Migrating from anndata to anndataR • anndata

Why migrate?

The anndata R package (this package) is superseded by anndataR, available on Bioconductor.

Feature	`anndata` (CRAN)	`anndataR` (Bioconductor)
Python dependency	Required	Optional (only needed for `ReticulateAnnData`)
h5ad I/O	Via Python	Native R via `rhdf5` (preferred), or via Python reticulate
In-memory backend	Python-backed	Native R (`InMemoryAnnData`)
HDF5-backed backend	Python-backed	Native R (`HDF5AnnData`)
Reticulate-backed backend	Always	Optional (`ReticulateAnnData`)
Seurat interop	Not supported	`as_Seurat()` / `as_AnnData()`
SingleCellExperiment interop	Not supported	`as_SingleCellExperiment()` / `as_AnnData()`
Distribution	CRAN	Bioconductor

The preferred backends (InMemoryAnnData, HDF5AnnData) require no Python. For users who already have Python anndata installed, the ReticulateAnnData backend offers a low-friction starting point; see below.

Installation

if (!requireNamespace("BiocManager", quietly = TRUE)) {
  install.packages("BiocManager")
}
BiocManager::install("anndataR")

# Required for native h5ad reading/writing:
BiocManager::install("rhdf5")

# Optional: SingleCellExperiment conversion
BiocManager::install("SingleCellExperiment")

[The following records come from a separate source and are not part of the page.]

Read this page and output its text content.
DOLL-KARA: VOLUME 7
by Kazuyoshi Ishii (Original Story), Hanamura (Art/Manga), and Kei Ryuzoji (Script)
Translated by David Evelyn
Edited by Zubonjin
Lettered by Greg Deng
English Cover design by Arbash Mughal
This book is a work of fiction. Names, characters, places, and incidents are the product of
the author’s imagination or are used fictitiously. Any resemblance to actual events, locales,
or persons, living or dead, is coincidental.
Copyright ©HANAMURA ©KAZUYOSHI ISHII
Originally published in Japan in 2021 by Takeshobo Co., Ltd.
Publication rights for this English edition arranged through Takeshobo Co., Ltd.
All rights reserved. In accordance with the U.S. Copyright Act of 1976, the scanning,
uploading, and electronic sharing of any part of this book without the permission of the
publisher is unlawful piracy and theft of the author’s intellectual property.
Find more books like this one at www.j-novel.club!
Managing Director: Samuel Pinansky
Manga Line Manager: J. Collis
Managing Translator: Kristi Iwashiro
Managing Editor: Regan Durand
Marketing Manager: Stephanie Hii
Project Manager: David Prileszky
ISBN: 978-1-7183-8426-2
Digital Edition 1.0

# Optional: Seurat conversion
install.packages("SeuratObject")

Side-by-side migration guide

Creating an AnnData object

The AnnData() constructor is identical in both packages. The only difference is that anndataR returns an InMemoryAnnData (a pure-R object) whereas anndata returned an AnnDataR6 wrapping a Python object.

library(anndataR)

ad <- AnnData(
  X = matrix(1:6, nrow = 2),
  obs = data.frame(group = c("a", "b"), row.names = c("s1", "s2")),
  var = data.frame(type = c(1L, 2L, 3L), row.names = c("var1", "var2", "var3")),
  layers = list(spliced = matrix(4:9, nrow = 2)),
  uns = list(a = 1)
)

Reading and writing h5ad files

The function signatures are identical. anndataR reads natively without Python.

# Reading
ad <- read_h5ad("path/to/file.h5ad")                               # InMemoryAnnData (default)
ad <- read_h5ad("path/to/file.h5ad", as = "HDF5AnnData")           # disk-backed, low memory
sce <- read_h5ad("path/to/file.h5ad", as = "SingleCellExperiment")
obj <- read_h5ad("path/to/file.h5ad", as = "Seurat")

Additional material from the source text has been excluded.